Deputy for Moyobamba
- In office July 28, 1907 – December 23, 1912

Minister of Justice, Instruction and Worship
- In office November 25, 1897 – March 16, 1898
- President: Nicolás de Piérola

Personal details
- Born: January 1, 1858 Lima, Peru
- Died: February 9, 1918 (aged 60) Lima, Peru
- Children: José Antonio de Lavalle Hernando de Lavalle [es] Juan Bautista de Lavalle [es]
- Relatives: José Antonio de Lavalle (father) Mariana Pardo y Lavalle (mother) Manuel Pardo y Lavalle (uncle)

Military service
- Branch/service: Peruvian Army
- Years of service: 1879–1881
- Battles/wars: War of the Pacific Battle of Miraflores;

= José Antonio de Lavalle y Pardo =

Peruvian politician (1858–1918)

José Antonio de Lavalle y Pardo was a Peruvian lawyer and politician.

==Biography==
He was born in Lima on January 1, 1858. His father was the diplomat José Antonio de Lavalle y Arias de Saavedra, who participated in the Lavalle Mediation before the War of the Pacific.

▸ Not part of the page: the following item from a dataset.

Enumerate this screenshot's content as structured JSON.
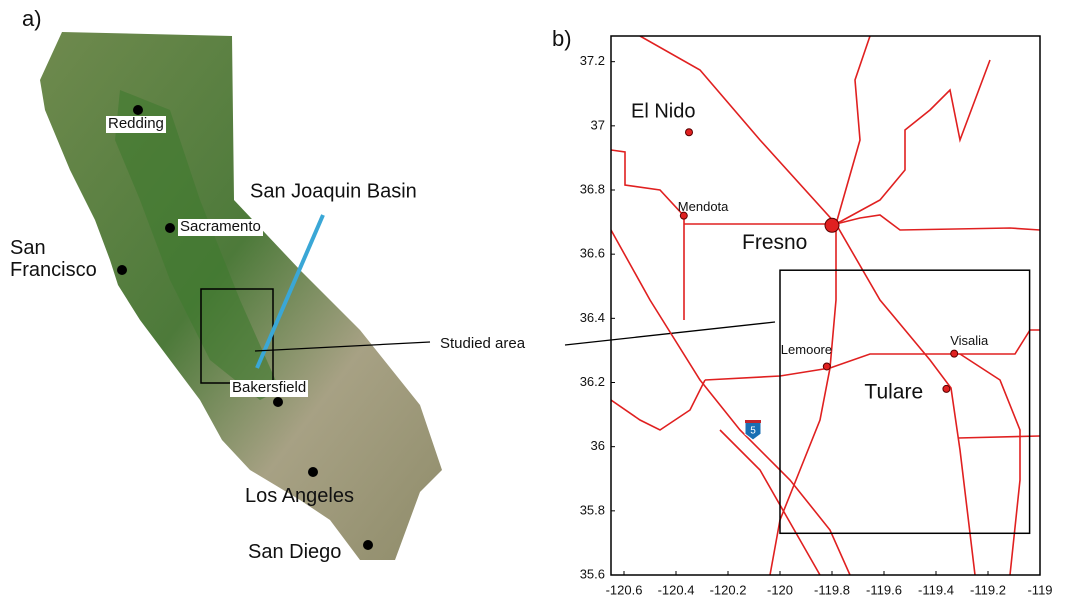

His mother was Mariana Pardo y Lavalle, sister of President Manuel Pardo y Lavalle. On December 16, 1886, he married Rosalía García Delgado with whom he had five children, including José Antonio de Lavalle y García and Juan Bautista de Lavalle y García. He completed his studies in Europe and finished them at the University of San Marcos.

He fought in the War of the Pacific, joining the reserves of the Peruvian Army and later being part of the battle of Miraflores during the defense of Lima.

During the second government of Nicolás de Piérola, he was appointed Minister of Justice, Instruction and Worship between November 1897 and March 1998, forming part of the cabinets of José Antonio de Lavalle y García and Juan Bautista de Lavalle y García.

In 1907 he was elected deputy for the province of Moyobamba. He served in office during the first governments of José Pardo y Barreda and Augusto B. Leguía. In addition to this, he was Minister of Justice and prosecutor of the Supreme Court.

He died in Lima on February 9, 1918.